К. Мы некоторым образом проанализировали или обсудили, или приоткрыли вопрос знания.
А. Да.
К. И мы еще не углубились в этот вопрос свободы, в то, что она означает.
А. Да, но мы установили что-то, я думаю, что этот диалог уже открыл нечто крайне важное. По крайней мере, я сказал бы про это моим студентам для того, чтобы помочь им не понять вас неправильно.
К. Хорошо.
А. У меня есть чувство, что многие люди, так как они не достаточно внимательны к тому, что вы говорите, просто проигнорируют многие ваши утверждения как…
К. Невозможные.
А. Или невозможные, или если они нравятся им по эстетическим соображениям, то по-прежнему не относящиеся непосредственно к ним. Это прекрасная вещь где-то там, и было бы замечательно, если бы мы каким-то образом смогли сделать это. Но вы не сказали этого. Вы не сказали того, что, как они думают, вы сказали. Вы сказали что-то о знании нечто, что относится к патологии, и вы сказали о нем что-то еще, в чем оно более не является разрушительным.
К. Нет.
А. То есть, мы не говорим, что знание, как таковое, — это плохой парень, а что-то другое — это хороший парень.
К. Нет.
А. Нет. Я думаю, что крайне важно, чтобы это увидели, и я не против повторять это снова и снова, потому что я сердцем чувствую, как легко это неправильно понять.

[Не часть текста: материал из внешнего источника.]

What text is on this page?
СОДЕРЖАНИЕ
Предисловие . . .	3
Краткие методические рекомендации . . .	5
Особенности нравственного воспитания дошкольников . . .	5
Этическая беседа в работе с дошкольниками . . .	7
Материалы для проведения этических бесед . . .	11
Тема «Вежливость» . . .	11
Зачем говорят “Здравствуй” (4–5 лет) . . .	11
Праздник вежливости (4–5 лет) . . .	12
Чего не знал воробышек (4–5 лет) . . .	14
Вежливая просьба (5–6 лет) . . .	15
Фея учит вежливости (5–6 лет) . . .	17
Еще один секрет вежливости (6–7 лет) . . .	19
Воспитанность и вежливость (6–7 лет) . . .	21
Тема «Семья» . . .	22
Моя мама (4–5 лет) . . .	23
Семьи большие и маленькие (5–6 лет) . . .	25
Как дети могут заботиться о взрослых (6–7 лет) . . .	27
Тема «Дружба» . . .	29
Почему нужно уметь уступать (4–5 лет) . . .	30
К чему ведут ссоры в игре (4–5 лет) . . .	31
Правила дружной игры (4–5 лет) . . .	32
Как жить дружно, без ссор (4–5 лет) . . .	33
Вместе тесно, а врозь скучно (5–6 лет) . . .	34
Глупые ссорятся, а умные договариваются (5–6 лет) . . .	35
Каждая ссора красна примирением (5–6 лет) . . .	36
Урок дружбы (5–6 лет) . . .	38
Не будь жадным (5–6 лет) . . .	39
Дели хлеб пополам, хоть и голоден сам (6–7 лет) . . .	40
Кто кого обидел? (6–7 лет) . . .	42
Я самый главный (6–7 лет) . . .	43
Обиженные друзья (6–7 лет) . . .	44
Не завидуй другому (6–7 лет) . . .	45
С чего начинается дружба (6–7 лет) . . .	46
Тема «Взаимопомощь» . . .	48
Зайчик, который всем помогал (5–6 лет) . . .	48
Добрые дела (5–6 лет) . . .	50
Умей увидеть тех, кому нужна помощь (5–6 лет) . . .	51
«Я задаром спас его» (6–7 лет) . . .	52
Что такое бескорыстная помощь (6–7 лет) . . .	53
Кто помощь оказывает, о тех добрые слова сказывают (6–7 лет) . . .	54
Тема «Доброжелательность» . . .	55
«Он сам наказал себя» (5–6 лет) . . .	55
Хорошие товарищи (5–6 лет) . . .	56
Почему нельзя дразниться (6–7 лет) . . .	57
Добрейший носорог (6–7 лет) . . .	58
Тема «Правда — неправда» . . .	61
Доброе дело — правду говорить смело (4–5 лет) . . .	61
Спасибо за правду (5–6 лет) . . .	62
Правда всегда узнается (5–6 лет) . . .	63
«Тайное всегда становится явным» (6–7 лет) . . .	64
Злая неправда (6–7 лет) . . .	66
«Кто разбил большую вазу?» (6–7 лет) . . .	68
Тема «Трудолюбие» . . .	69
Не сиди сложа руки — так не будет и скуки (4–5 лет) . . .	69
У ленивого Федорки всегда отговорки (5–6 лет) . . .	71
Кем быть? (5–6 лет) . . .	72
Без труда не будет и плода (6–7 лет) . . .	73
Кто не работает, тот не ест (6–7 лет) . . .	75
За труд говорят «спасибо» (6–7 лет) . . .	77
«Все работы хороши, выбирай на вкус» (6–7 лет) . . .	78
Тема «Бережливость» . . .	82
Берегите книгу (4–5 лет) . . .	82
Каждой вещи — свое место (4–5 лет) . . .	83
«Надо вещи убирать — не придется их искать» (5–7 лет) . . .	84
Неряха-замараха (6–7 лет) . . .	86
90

К. Это очень важно, так как религия, по крайней мере смысл этого слова, означает «собрать вместе чтобы быть внимательным». Это истинное значение этого слова «религия», я посмотрел это в словаре.
А. О да, я согласен.
К. Собрать вместе всю энергию, для того чтобы быть внимательным; быть внимательным, иначе это не религия. Религия — это все эти вещи. Мы обсудим это, когда до этого дойдем. Итак, свобода означает чувство абсолютного аскетизма и чувство полного отрицания наблюдателя.
А. Точно.
К. Из этого проистекает аскетизм и все остальное. Мы углубимся в это позже.
А. Но аскетизм сам по себе не создает этого.
К. Нет, наоборот.
А. То есть, мы перевернули это с ног на голову.
К. Аскетичный на самом деле означает, само слово означает «пепел», «сухой», «хрупкий». Но тот аскетизм, о котором мы говорим, означает нечто совершенно другое.
А. Да.
К. Это свобода, которая приносит этот аскетизм внутренне.
А. Есть прекрасная библейская фраза, указывающая на это, лишь три слова, «красота из пепла», когда трансформация имеет место. И в английском у нас есть фраза «пепел во рту», это когда все превращается в пепел. Но существует превращение из пепла в красоту.
К. Итак, свобода в действии в поле знания и в поле человеческих отношений, так как это в высшей степени важно — человеческие отношения.
А. О да, да. О, да, особенно если мир — это я, а я — это мир.
К. Очевидно.
А. Да.
К. Итак, какое место знанию в человеческих отношениях? Знанию в смысле прошлого опыта, традиции, образа.
А. Да.
К. Какое наблюдатель, — которое есть наблюдатель, все это есть наблюдатель — какое место наблюдателю в человеческих отношениях?
А. Какое место имеет знание с одной стороны, какое место имеет наблюдатель?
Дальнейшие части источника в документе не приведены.